Hace más de un año la Corte Suprema de Justicia condenó a varios servidores públicos como el fiscal anticorrupción y al magistrado Malo dentro del llamado cartel de la toga y a otros más funcionarios del Estado.
La reflexión triste de todos estos episodios dantesco y vergonzosos de la política colombiana, esto gracias a las actuaciones deshonestas de estos congresistas demuestran y siguen enviando un mensaje negativo a la opinión pública colombiana en general sobre el comportamiento ético y su real función dentro del Gobierno.

La pregunta es qué hacer frente a estos hechos que se repiten año tras año, por qué los funcionarios públicos tienden a robar al mismo Estado y a los colombianos, quienes depositan la confianza en esa persona para desempeñar y representar a los ciudadanos en un cargo público.
Las leyes están para aplicarlas y la justicia para investigar a quien robe al Estado y cometa actos de deshonestidad…pero en Colombia qué tan eficiente son los jueces y fiscales de la Republica? y luego se cuestiona la seguridad de las cárceles.
Parecería que la respuesta es contundente después de años de casos y más casos de corrupción, de saqueo al erario y hasta dirigentes que salen absueltos después de un tiempo en prisión ahora andan campantes por las calles de Colombia y otros están en el exterior libres como si nada….Sí esa es la situación de muchos políticos que después de hecha la trampa salen libres.

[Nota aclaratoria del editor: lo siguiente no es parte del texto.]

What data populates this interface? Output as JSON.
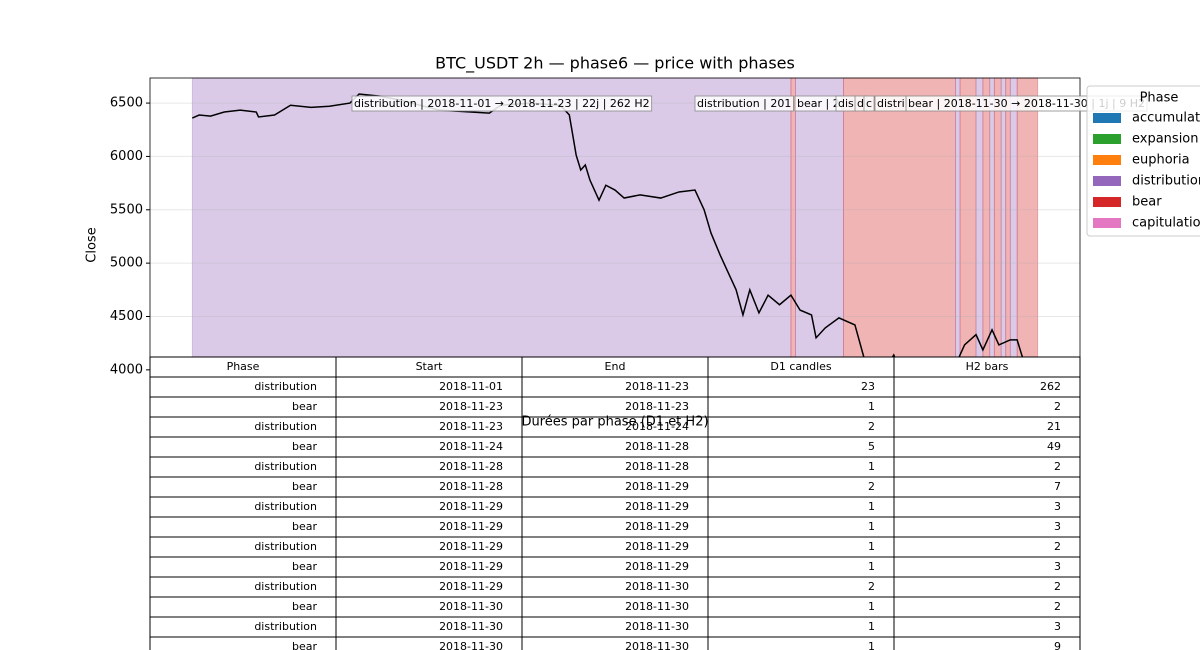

Ante este panorama la solución a mi manera de ver es crear leyes más severas como el aumento de años de condena o hasta la pena de muerte para quien se le compruebe que se ha apropiado de dineros y propiedades del Estado de manera corrupta en el que el político elegido por votos de elección popular entienda que su función es social y de servicio a la comunidad cuando llega a un cargo público y no puede estar dentro de su agenda y objetivo es, cuántos negocios, proyectos, obras va a patrocinar para sacar tajada económica durante su estancia en un cargo público sino debe entender que su trabajo debe enfocarse a construir país y sociedad apartir de sus actuaciones honestas como servidor público.